Sharing computers = word of mouth marketing. Wouldn’t it be great if you could tell a wife to tell her husband what razor to buy, using the value proposition tailored specifically for that husband? Instant trust.
Instant failure The beer companies learned long ago that getting a woman to pick up the beer she was sold on was a guarantee for refusal and even family discord. Same for razors, tools, tires, motor oil, boots and jeans, etc. That's why beers use specific channels on radio and TV, and seldom, if ever, promote to women.
Some marketing truths are universal, and totally medium independent. You fit the medium to your message first, then tailor the presentation of the message to the media array you picked.
I just don’t see how radio can be used to build a brand? Even in the case of Disney. Mickey Mouse just doesn’t look the same on the radio.
And the Disney brand is not just Señor Mouse.
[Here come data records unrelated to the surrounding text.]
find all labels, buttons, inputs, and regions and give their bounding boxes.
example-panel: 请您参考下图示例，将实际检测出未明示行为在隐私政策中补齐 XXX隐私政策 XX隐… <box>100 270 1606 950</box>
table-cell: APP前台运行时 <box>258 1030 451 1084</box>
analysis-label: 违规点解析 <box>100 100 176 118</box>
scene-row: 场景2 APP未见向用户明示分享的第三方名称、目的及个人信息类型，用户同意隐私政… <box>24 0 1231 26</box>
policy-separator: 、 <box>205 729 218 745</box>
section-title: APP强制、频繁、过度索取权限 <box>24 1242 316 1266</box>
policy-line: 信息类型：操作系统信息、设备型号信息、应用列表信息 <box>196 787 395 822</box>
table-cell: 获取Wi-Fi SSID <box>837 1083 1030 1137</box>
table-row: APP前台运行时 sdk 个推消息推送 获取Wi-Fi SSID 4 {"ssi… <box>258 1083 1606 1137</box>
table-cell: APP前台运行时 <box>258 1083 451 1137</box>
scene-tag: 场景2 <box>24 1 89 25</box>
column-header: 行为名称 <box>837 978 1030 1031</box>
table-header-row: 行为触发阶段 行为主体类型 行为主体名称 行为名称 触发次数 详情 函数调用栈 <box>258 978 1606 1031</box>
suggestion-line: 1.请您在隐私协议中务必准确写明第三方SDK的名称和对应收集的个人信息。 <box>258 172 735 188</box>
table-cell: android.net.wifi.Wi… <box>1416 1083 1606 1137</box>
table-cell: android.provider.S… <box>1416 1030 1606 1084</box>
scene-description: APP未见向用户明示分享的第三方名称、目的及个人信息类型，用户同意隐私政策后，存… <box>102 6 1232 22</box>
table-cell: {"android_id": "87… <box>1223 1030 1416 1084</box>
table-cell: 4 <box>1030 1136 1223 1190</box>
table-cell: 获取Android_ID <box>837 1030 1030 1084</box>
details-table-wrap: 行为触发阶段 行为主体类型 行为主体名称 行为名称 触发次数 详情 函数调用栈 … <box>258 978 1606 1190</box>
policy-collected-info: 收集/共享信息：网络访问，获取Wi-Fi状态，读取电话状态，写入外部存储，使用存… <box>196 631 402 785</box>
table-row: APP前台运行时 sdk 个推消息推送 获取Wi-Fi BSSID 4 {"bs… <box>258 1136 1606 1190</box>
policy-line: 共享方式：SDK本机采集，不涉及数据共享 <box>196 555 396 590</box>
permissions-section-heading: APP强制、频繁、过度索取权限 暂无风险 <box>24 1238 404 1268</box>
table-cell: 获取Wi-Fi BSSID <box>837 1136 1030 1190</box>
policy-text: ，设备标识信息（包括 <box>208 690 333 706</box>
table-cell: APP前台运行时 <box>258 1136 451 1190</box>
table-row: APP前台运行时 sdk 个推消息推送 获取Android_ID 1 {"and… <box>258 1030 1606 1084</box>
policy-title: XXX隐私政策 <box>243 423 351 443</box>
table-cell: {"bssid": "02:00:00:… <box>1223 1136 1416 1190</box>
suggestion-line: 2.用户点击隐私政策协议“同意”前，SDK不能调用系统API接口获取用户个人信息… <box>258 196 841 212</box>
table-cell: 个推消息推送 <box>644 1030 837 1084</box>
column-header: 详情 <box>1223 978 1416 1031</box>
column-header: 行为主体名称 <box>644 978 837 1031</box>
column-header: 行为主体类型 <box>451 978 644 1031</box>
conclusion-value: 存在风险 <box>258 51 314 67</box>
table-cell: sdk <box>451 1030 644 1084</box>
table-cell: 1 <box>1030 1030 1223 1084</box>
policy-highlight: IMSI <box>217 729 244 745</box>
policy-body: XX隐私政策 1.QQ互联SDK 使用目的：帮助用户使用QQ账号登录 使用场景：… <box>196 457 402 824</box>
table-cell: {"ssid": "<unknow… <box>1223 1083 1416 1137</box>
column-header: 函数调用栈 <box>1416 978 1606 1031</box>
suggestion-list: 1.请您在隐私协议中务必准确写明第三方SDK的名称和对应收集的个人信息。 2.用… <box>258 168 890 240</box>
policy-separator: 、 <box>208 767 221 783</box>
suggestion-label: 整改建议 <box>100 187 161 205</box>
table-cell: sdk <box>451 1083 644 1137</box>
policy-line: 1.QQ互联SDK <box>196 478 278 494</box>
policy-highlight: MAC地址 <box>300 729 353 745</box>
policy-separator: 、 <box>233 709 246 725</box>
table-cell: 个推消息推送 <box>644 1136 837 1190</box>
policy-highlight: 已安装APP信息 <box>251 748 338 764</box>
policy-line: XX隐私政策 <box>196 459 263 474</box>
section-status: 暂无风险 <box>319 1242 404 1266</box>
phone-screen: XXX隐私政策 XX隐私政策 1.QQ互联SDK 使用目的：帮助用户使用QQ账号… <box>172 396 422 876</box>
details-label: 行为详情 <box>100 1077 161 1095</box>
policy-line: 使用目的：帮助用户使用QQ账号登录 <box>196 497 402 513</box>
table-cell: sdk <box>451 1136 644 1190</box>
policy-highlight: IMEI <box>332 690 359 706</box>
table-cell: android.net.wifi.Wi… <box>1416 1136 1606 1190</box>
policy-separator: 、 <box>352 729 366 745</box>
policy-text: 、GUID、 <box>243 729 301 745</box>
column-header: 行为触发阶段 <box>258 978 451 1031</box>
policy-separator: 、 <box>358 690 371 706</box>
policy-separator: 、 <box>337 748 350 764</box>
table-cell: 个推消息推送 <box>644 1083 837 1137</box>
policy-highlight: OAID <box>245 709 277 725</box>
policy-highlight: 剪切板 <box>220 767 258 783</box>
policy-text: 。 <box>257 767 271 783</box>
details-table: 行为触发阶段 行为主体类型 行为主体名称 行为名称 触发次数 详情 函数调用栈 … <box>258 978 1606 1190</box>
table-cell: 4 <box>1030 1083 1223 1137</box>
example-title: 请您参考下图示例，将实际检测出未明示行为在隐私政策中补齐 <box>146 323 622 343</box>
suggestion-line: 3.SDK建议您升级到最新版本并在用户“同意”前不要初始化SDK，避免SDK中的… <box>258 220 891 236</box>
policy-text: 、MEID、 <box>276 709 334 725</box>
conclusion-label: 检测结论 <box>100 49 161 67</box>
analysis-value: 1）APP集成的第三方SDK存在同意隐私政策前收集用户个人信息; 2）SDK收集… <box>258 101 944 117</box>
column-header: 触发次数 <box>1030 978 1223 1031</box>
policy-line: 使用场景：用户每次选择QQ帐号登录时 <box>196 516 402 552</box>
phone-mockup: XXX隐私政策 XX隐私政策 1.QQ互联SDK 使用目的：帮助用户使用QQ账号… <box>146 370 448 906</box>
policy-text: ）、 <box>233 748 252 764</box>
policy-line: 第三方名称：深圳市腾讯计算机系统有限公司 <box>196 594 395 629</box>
It is the image of being family friendly, a trusted entertainment source, safety, security, warmth, tradition. If the usage of Radio Disney helps in the ongoing brand reinfocement and building, then it is of value. Remember, we are talking about a company whose headquarters building is "held up" by columns representing the seven dwarfs where making every day a trip to the Magic Castle is the goal.
It’s time to cut costs, keep only the board ops, the engineers, and a single account manager that handles mostly inbound. Between the pay-for-play tracks, let the dj’s play their own music, and save on MD and PD salaries. Run the entire operation out of one national office, no more clusters. Just milk the product for cash as it speeds down the highway to obsolescence. Use the cash to get Cognos and infoSphere integrated with the media player (which I believe will be, after amortization, cheaper than a ratings service subscription) for the sales staff and also to lock up any current talent for the online operation, and develop the core competency in Internet broadcasting before Viacom (which is doing a terrible job at it in my opinion) runs away with all the ad-share.